Sunday, August 27, 2006

From One to the Other

My CNN internship ended after 10 weeks, and I'm still evaluating what happened. In between South Park episodes, 2-hour lunch breaks, and fantasy sports, did I become a better person? Or at least a more valuable commodity?

I arrived at the Orientation Meeting with 49 other interns from around the US, and toured the CNN building -- meeting potential mentors and cute colleagues. I left the Time Warner Center with zero friends and mediocre exchanges, but I did my job and I did my job well. Some time along Week 3, relational priorities took a backseat to the more selfish interests of my own career.

I left the building vowing to come back. Or at least be their competition.

Before I had a chance to breathe or let the dream slide away like most, I find myself in another internship at another news station that is both like CNN and drastically different. At WSB-TV Channel 2 News in Atlanta (ABC affiliate), it is stereotypical. It is a little on the insane side. It is getting yelled at. It is having thick skin, saying fuck you silently, and moving on.

I traded in the 10-floor glassy building in the center of Manhattan for one large news room where $1.00 an hour interns work side by side with 3.5 million a year anchors. I traded in a personal computer and phone, researching for a specific story for a community phone -- taking in phone calls from 80-year old grandmothers tipping me about the "bad man" outside her window on Peachtree. If I get lucky, a police officer may call me to tell me about a car wreck on I-85. Whoop dee doo.
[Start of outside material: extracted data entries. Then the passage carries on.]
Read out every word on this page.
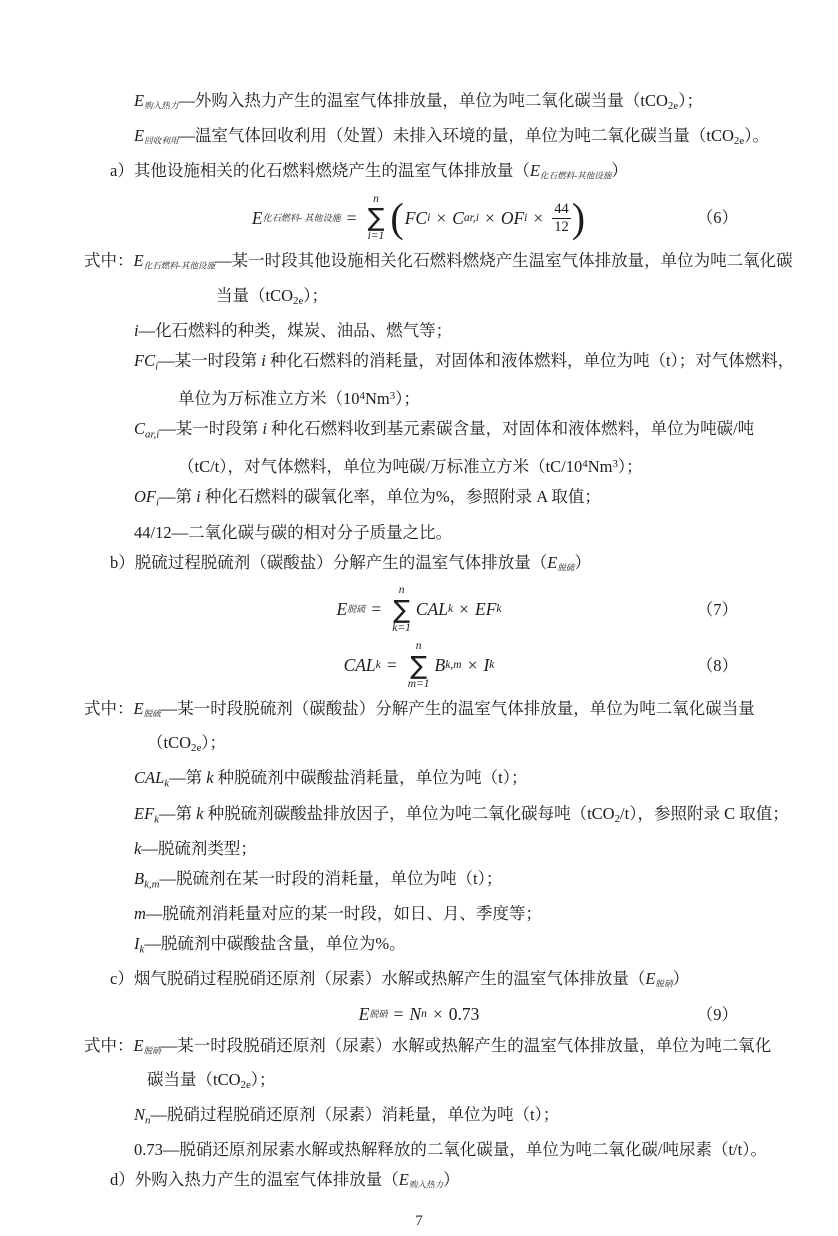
E购入热力—外购入热力产生的温室气体排放量，单位为吨二氧化碳当量（tCO2e）；
E回收利用—温室气体回收利用（处置）未排入环境的量，单位为吨二氧化碳当量（tCO2e）。
a）其他设施相关的化石燃料燃烧产生的温室气体排放量（E化石燃料-其他设施）
E 化石燃料- 其他设施 =
n
∑
i=1 ( FC i × C ar,i × OF $i \times \frac{44}{12}$ )	（6）
式中：E化石燃料-其他设施—某一时段其他设施相关化石燃料燃烧产生温室气体排放量，单位为吨二氧化碳
当量（tCO2e）；
i—化石燃料的种类，煤炭、油品、燃气等；
FCi—某一时段第 i 种化石燃料的消耗量，对固体和液体燃料，单位为吨（t）；对气体燃料，
单位为万标准立方米$(10^4Nm^3)$；
Car,i—某一时段第 i 种化石燃料收到基元素碳含量，对固体和液体燃料，单位为吨碳/吨
（tC/t），对气体燃料，单位为吨碳/万标准立方米$(tC/10^4Nm^3)$；
OFi—第 i 种化石燃料的碳氧化率，单位为%，参照附录 A 取值；
44/12—二氧化碳与碳的相对分子质量之比。
b）脱硫过程脱硫剂（碳酸盐）分解产生的温室气体排放量（E脱硫）
E 脱硫 =
n
∑
k=1
CAL k × EF k	（7）
CAL k =
n
∑
m=1
B k,m × I k	（8）
式中：E脱硫—某一时段脱硫剂（碳酸盐）分解产生的温室气体排放量，单位为吨二氧化碳当量
（tCO2e）；
CALk—第 k 种脱硫剂中碳酸盐消耗量，单位为吨（t）；
EFk—第 k 种脱硫剂碳酸盐排放因子，单位为吨二氧化碳每吨（tCO2/t），参照附录 C 取值；
k—脱硫剂类型；
Bk,m—脱硫剂在某一时段的消耗量，单位为吨（t）；
m—脱硫剂消耗量对应的某一时段，如日、月、季度等；
Ik—脱硫剂中碳酸盐含量，单位为%。
c）烟气脱硝过程脱硝还原剂（尿素）水解或热解产生的温室气体排放量（E脱硝）
E 脱硝 = N n × 0.73	（9）
式中：E脱硝—某一时段脱硝还原剂（尿素）水解或热解产生的温室气体排放量，单位为吨二氧化
碳当量（tCO2e）；
Nn—脱硝过程脱硝还原剂（尿素）消耗量，单位为吨（t）；
0.73—脱硝还原剂尿素水解或热解释放的二氧化碳量，单位为吨二氧化碳/吨尿素（t/t）。
d）外购入热力产生的温室气体排放量（E购入热力）
7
In local news, you seem to take the good with the bad equally. Bad story ideas come in as plenty as great story ideas. 99% of the time, the police will tell you nothing is going on, but if there is something -- you will be the first to know -- before national news, reporters, or desk editors. Some of the most colorful personalities work with you one-on-one. Meanwhile, larger than life reporters who are in actuality much smaller than they think, give you the Anchorman treatment without the comedic effect of Will Ferrell.

At CNN, everyone does their own thing, and the system makes everything else work. At WSB-TV, everyone does everything together in the same room. Unless you're sports, lucky for them. And because of that, it feels like a breeding ground for moody personalities, where apologies and smiles come after a report making deadline.

And yet, one thing remains the same. I leave this place everyday as I did with CNN or countless other competitive institutions: an overconfident attitude -- knowing, or at least tricking oneself to believe, that I am better than everyone above me.

It is, I believe, the only way to think, in order to survive being kicked around as an unpaid intern in a community that will only give you respect if you demand it.

So demand I will till I get a job that pays above minimum wage.